North End have hit a dip in form and confidence has suffered but, crucially, Irvine was being expected to keep Preston in contention for a play-off spot with a reduced squad.
He lost long-serving midfielder Paul McKenna in the summer and key defender Sean St Ledger shortly after the season started, although the defender is now back at Deepdale after his loan move to Boro expired. Ally the loss of St Ledger to the injury suffered by Youl Mawene in late November and the heart had been ripped out of the centre of Preston's defence.
Irvine paid £400,000 for Ipswich midfielder Velice Shumulikoski in the summer and also brought Cardiff winger Paul Parry to the club - and it could be argued that neither has made a significant impact.
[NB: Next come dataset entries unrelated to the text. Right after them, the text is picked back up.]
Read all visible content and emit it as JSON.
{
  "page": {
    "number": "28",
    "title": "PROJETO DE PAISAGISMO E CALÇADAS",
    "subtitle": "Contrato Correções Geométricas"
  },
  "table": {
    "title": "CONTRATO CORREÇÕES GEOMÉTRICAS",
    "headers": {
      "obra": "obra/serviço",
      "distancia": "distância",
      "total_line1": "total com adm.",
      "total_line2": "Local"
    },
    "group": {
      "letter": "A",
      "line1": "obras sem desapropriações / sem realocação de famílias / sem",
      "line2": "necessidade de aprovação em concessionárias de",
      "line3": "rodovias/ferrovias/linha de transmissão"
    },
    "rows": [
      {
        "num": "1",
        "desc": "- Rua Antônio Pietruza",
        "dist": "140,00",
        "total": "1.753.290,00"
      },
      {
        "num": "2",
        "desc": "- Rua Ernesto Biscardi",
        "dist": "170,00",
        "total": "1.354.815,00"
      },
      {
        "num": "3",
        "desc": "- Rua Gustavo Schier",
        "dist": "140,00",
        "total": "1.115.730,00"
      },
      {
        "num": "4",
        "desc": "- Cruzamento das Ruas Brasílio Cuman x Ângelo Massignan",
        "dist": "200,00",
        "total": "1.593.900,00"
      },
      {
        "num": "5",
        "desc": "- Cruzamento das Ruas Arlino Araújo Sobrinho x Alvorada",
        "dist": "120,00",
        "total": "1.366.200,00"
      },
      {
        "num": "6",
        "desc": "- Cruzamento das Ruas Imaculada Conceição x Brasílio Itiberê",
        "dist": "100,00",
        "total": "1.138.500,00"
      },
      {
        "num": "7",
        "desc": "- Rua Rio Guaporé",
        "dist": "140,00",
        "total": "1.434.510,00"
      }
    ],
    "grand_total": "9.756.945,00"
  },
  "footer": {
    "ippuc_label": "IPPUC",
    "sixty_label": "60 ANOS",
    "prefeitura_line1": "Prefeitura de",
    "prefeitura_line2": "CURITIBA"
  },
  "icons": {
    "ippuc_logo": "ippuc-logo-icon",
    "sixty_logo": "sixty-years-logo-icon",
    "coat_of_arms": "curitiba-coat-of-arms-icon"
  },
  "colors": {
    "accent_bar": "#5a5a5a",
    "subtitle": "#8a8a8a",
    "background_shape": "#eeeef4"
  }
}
Yet there is no doubt that North End are essentially a selling club and Irvine did not have the funds available to mount the sort of ambitious spending spree that, for example, Davies undertook at Forest.
Mellor (r) was surprised by Irvine's sacking
Irvine brought in Ross Wallace on loan last season and eventually managed to sign permanently the Scottish winger, who is one of the very few truly inspirational players at Deepdale. The recent loan signing of Michael Tonge has been a success and yet North End cannot pay the wages to make his deal permanent.
I have heard it said that Irvine got it wrong far too often with his selection but he is a manager who was thorough in his preparation - he knew he had to be to compensate for North End's financial shortcomings.
Irvine has always come across as a sensible, knowledgeable and dignified man who worked extremely hard. A lot of what he said made sense and he had enough experience in football to neither become carried away by success nor overly perturbed by defeat.
It took him a long time after he took over from Simpson in November 2007 to change the momentum at Deepdale as the team lost seven of his first 10 games in charge and slumped to the bottom of the table.
But he eventually kept the team in the division and reached the play-offs last season before losing to Sheffield United over two legs in the semi-finals.
His assured management brought West Brom calling during the summer and saw him linked with Middlesbrough after Gareth Southgate was dismissed.
Irvine turned down the Baggies but might be regretting his decision now and I cannot help but think that someone so highly rated just a few months ago has not suddenly become a bad manager.
It would be wrong to point the finger squarely at Irvine for the problems at Preston.
The redevelopment of Deepdale is now complete but the ground is often half full, with attendances often between 12,000-13,000. There is a sparse, slightly hollow feel to home fixtures, far removed from the tight atmosphere of the old Town End.
The club operates at a loss and recent annual reports are testimony to the generosity of ultra-wealthy supporter Trevor Hemmings through his company Guild Ventures Limited in ensuring PNE remains on an even keel.
Set against this are the expectations of a supporter base that has been treated regularly through the Noughties to Championship play-off campaigns, all of which have ended in failure.
No club has been in the second tier longer and a largely successful decade has inflated the notion of what represents success to the extent that it has outstripped the obvious financial reality.
Shaw now has the task of appointing a new manager and I would not be surprised if he once again makes a shrewd decision.
In many respects North End remains an attractive proposition for an ambitious young manager, with Darren Ferguson one name already mentioned.
But is replacing Irvine as manager really the answer to the club's problems?